From a technology standpoint, digital logic will scale beyond 1nm if there is sufficient demand for it. The big question is whether that demand will exist.

Part of the reason for concern involves splintering of new and existing end markets, which increasingly demand customized solutions. Consumers would rather buy chips/packages that provide 100 times better performance for their particular application than one that has more transistors but worse performance and power. This is why standard benchmarks increasingly don’t apply. On top of that, it’s not always possible to get enough power into extremely densely packed logic to utilize all of the transistors on a die, and the continued shrinking of material thicknesses at Metal0 and Metal1 makes digital structures more susceptible to the kind of noise that analog engineers have been wrestling with for decades.

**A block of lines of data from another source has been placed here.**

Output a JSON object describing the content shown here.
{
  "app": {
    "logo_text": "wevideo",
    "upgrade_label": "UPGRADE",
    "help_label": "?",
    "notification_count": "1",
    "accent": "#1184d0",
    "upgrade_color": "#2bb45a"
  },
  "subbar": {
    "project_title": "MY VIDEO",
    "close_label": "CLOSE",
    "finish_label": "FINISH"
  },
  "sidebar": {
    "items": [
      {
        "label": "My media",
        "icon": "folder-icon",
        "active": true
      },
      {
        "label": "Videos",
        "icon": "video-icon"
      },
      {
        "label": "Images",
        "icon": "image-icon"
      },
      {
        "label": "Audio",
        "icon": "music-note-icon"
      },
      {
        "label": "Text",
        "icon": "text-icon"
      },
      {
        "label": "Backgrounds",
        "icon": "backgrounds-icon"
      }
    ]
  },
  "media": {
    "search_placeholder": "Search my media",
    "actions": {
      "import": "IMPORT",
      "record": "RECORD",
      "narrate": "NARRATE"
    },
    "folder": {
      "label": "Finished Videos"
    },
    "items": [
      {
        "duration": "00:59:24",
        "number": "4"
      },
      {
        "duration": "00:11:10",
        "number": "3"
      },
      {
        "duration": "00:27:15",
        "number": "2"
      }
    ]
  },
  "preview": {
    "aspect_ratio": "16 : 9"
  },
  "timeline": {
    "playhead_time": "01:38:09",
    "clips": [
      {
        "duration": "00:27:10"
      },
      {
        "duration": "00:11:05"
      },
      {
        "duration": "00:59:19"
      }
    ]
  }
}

Fortunately, there are plenty of alternatives in place — possibly too many. But going forward, it’s clear that the real improvements in power and performance will be a combination of new architectures, more hardware-software co-design, and specialized accelerators with high-speed interconnects. And all of that will be tied to variable levels of precision, and weighed against such requirements as endurance, security, resilience, and the ability to bring customized solutions to market quickly.

The commercial rollout of quantum technology will complicate this even further. With quantum computers, the critical metrics are the number of qubits, the lifetime and quality of those qubits, and the accuracy of the computational results. None of this technology is being manufactured at leading-edge nodes.

So now the big question is whether consumers will begin drifting away from metrics with increasingly narrow applications, such as the number of general-purpose cores in a processor, the number of transistors packed onto a die, or the process geometry at which a chip was developed. But as the chip industry moves past device scaling as the key differentiator, it also has to figure out what will motivate the next wave of buyers. After 50-plus years of selling a single idea, this should be very interesting to watch.